You know you are getting old when a queen announces her abdication and you remember the coronation of her mother.
This refers to Dutch royalty. Juliana, mother of the present queen Beatrix took over from her mother Wilhelmina in September 1948. I was 5 years old and remember it vividly.
There was a carnival on an empty field in our neighbourhood, and massive decorations in downtown Amsterdam. The decorations mainly took the form of lights strung along buildings, the way we now see all the time in midwinter. In those drab years immediately post-war it was miraculous. We took the tram downtown to go see the 'verlichting'. The term used translates literally as 'enlightenment', indeed the same term used to describe the 18th century intellectual movement.
We had moved to Amsterdam from Nijkerk, in the country, in the spring of 1947. Our old friends and neighbours from Nijkerk came to stay with us for a few days with their kids. Gertie was the oldest, my age. He and I were good buddies and planned to get married when we got older. I remember having the mad giggles playing on the guest bed on the floor in my parents' bedroom. After a few years we lost touch with the old Nijkerk neighbours, but I was quite thrilled when I later got a baby brother with that name.
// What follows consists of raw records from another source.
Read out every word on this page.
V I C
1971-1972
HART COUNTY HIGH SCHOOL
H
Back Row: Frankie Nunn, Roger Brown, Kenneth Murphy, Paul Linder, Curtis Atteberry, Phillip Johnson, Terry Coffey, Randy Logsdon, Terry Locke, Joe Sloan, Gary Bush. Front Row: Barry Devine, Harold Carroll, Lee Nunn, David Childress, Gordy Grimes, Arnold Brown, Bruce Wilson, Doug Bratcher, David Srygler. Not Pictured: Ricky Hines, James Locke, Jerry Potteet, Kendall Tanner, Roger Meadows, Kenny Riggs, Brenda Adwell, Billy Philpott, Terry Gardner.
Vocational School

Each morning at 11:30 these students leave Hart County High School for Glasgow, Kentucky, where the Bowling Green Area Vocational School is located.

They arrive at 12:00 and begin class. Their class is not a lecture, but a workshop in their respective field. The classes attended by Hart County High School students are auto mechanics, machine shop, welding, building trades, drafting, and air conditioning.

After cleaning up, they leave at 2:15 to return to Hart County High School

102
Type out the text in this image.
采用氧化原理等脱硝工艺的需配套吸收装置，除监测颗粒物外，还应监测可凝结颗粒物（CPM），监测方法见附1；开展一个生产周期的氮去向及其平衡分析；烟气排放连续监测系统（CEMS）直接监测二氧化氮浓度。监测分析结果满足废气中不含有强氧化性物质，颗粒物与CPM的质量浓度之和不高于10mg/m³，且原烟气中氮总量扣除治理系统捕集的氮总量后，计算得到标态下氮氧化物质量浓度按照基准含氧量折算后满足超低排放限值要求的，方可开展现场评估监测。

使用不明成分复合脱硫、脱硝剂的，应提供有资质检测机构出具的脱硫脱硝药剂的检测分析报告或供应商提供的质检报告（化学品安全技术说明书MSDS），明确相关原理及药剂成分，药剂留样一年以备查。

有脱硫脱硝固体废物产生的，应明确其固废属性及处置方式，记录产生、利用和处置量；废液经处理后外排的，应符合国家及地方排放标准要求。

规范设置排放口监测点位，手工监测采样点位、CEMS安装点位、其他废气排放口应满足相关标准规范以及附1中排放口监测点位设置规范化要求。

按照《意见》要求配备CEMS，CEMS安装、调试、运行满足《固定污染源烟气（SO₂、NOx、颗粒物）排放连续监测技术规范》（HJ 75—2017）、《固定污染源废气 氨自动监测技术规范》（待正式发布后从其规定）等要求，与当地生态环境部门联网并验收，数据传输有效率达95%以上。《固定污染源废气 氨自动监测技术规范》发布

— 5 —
Anyway, about aging in general. I have never understood the desire to lie about age, or the age-denying platitudes that people spout. "You're only as old as you feel." "Age is just a number." And so on.
Age is part of what defines us, much as our place of birth or family of origin does. Born in the Netherlands in 1943, I am young enough to have no conscious memory of the war, but old enough to be marked by the fresh collective memory of occupation and by the time of scarcity that followed. This has nothing to do with health, ability or lack thereof. Age is our platform in time.
When my children were small I would wish I could freeze them for a while at a particularly sweet stage. But then the next stage would bring its own joys. I feel much the same about my own aging. So far, I am enjoying the process, including the need to acknowledge I might need help with certain arduous tasks. At any stage in life, happiness is a choice.